Additionally, gold’s surge during the first quarter of 2016 was partly catalysed by expectations that the US Federal Reserve would not hike interest rates any time soon.
Gold has pulled back in recent weeks, however, following hawkish noises from several Fed governors. Futures data indicates the odds of a June rate increase have risen from just 4 per cent to 30 per cent in recent weeks, while the odds that rates will have been hiked by July have risen from 30 per cent to above 50 per cent.
As always, both sides have their arguments; an honest observer would admit the trajectory of gold over the short – and intermediate – term is anyone’s guess.
What about gold’s appeal as a long-term investment? Does it deserve its reputation as a hedge against inflation, a safe haven in times of trouble?
The safe-haven thesis is overstated, according to Campbell Harvey and Claude Erb. They looked at the monthly returns of equities and gold over the 1975-2012 period and found that on almost half the occasions where stocks declined, gold also declined in value. The same point was made in a Barclays note last week: there is an assumption that gold does well when equities tumble but gold’s “historical record over the long run is far from perfect on this count”.
A store of wealth?
Gold’s reputation as a classic store of wealth partly stems from research conducted in 1977 by Prof Roy Jastram. Using UK data that went all the way back to 1560 and US data that stretched back to 1800, Jastram showed gold did indeed hold its purchasing power over the centuries.

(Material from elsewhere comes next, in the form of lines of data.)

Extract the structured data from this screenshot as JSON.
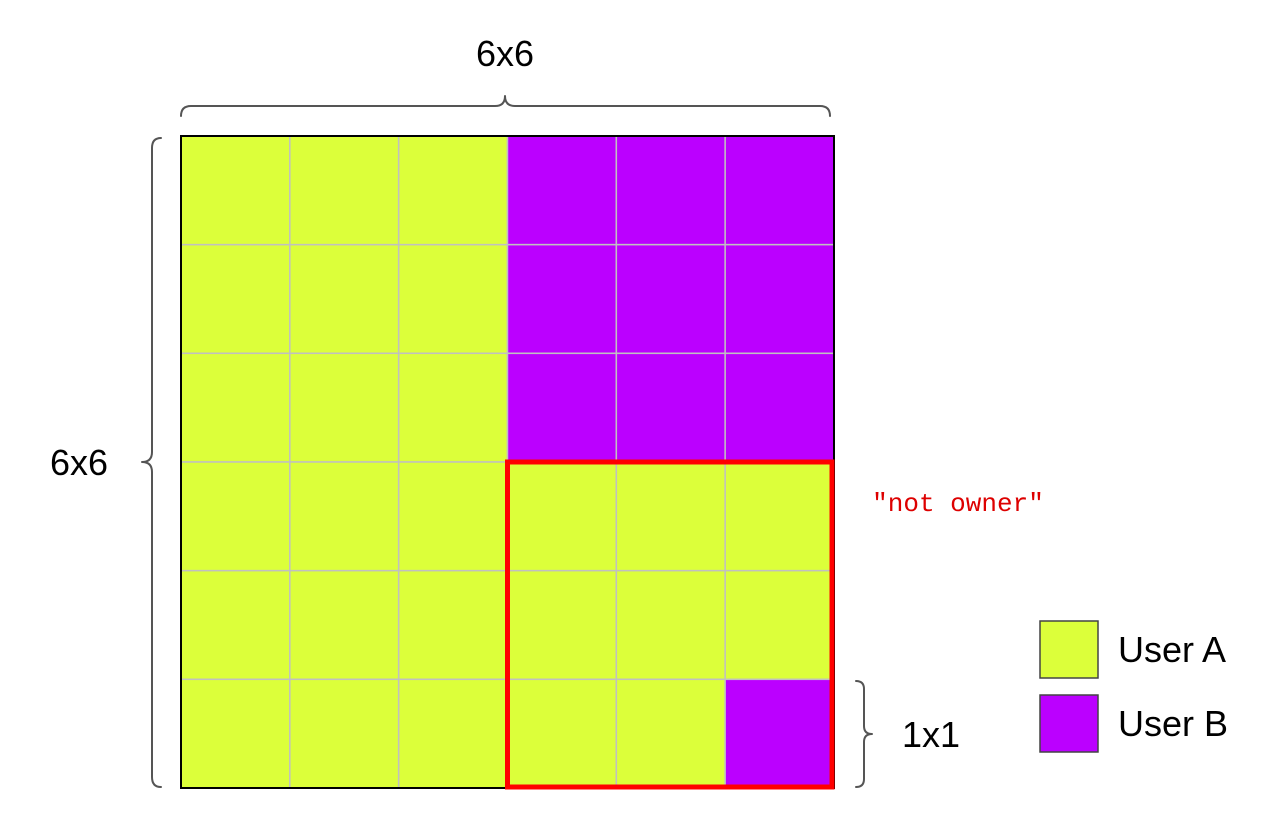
{
  "grid": {
    "rows": 6,
    "cols": 6,
    "cells": [
      [
        "A",
        "A",
        "A",
        "B",
        "B",
        "B"
      ],
      [
        "A",
        "A",
        "A",
        "B",
        "B",
        "B"
      ],
      [
        "A",
        "A",
        "A",
        "B",
        "B",
        "B"
      ],
      [
        "A",
        "A",
        "A",
        "A",
        "A",
        "A"
      ],
      [
        "A",
        "A",
        "A",
        "A",
        "A",
        "A"
      ],
      [
        "A",
        "A",
        "A",
        "A",
        "A",
        "B"
      ]
    ],
    "highlight": {
      "row_start": 3,
      "col_start": 3,
      "rows": 3,
      "cols": 3
    }
  },
  "labels": {
    "top_dimension": "6x6",
    "left_dimension": "6x6",
    "small_dimension": "1x1",
    "note": "\"not owner\""
  },
  "legend": [
    {
      "key": "A",
      "label": "User A"
    },
    {
      "key": "B",
      "label": "User B"
    }
  ],
  "colors": {
    "A": "#dcff3a",
    "B": "#bb00ff",
    "highlight": "#ff0000",
    "note": "#dd0000",
    "gridline": "#c0c0c0",
    "border": "#000000"
  }
}
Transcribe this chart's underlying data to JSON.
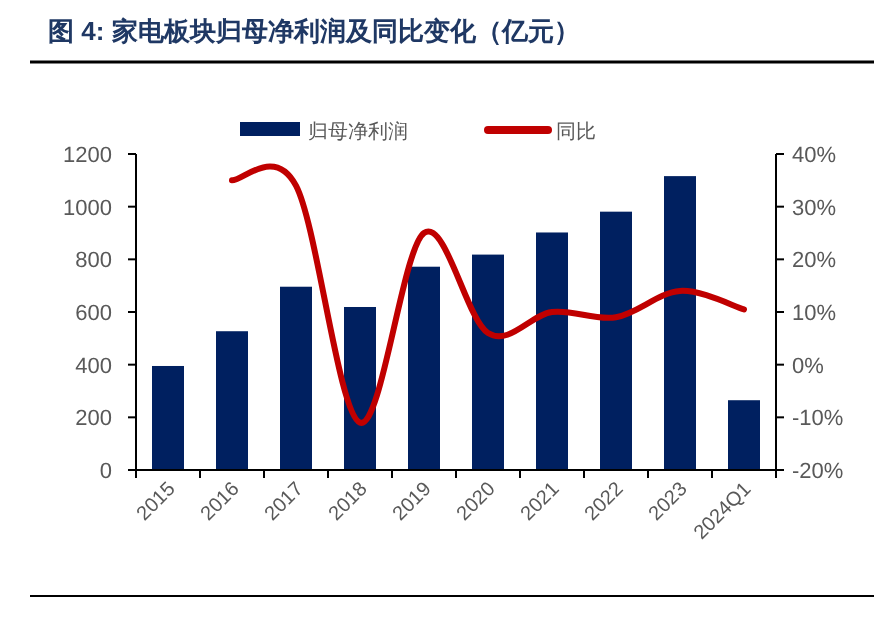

In Germany, too, gold held its purchasing power throughout the 20th century, when other assets were decimated by hyperinflation and political and economic collapse.
However, Jastram also showed that while gold was a good inflation hedge over a century or longer, it was a poor inflation hedge over shorter timespans.
“Patience is surely an important trait in investing”, to quote the aforementioned Barclays note, “however, this may be stretching it”.
Gold’s record in recent decades is telling in this regard. It has (just) beaten inflation over the last 40 years, even if equity and bond returns were much superior. Huge returns were seen in the 1970s, soaring from about $40 in 1971 to $850 in 1980. However, gold went on to lose 70 per cent of its value over the following 20 years, and did not surpass its 1980 peak until 2008 – a 28-year wait. Adjusted for inflation, gold has yet to reclaim 1980 levels.
While the data indicates gold’s reputation as a safe haven and an inflation hedge is overstated, that doesn’t mean it has no place in investors’ portfolios.
Many investors will argue gold offers obvious diversification benefits. For example, Bridgewater’s Ray Dalio, one of the most successful hedge fund managers of all time, once said there is “no sensible reason” not to own gold, “other than you don’t know history and you don’t know the economics of it”.
Dalio’s famous All-Weather Fund is based on the idea that investors should prepare for all eventualities so that their portfolio can survive an event that might be catastrophic for any one portfolio component.
Nevertheless, although Dalio’s above-mentioned words are often cited by gold bugs, his All-Weather Fund is dominated by stocks and bonds, with gold accounting for an asset allocation of 7.5 per cent.
Barclays suggests a lower allocation again, “no more than low single digits in percentage terms” as a proportion of portfolios. “Calls to hold significantly more, no matter how honeyed the voices, should be strongly resisted.”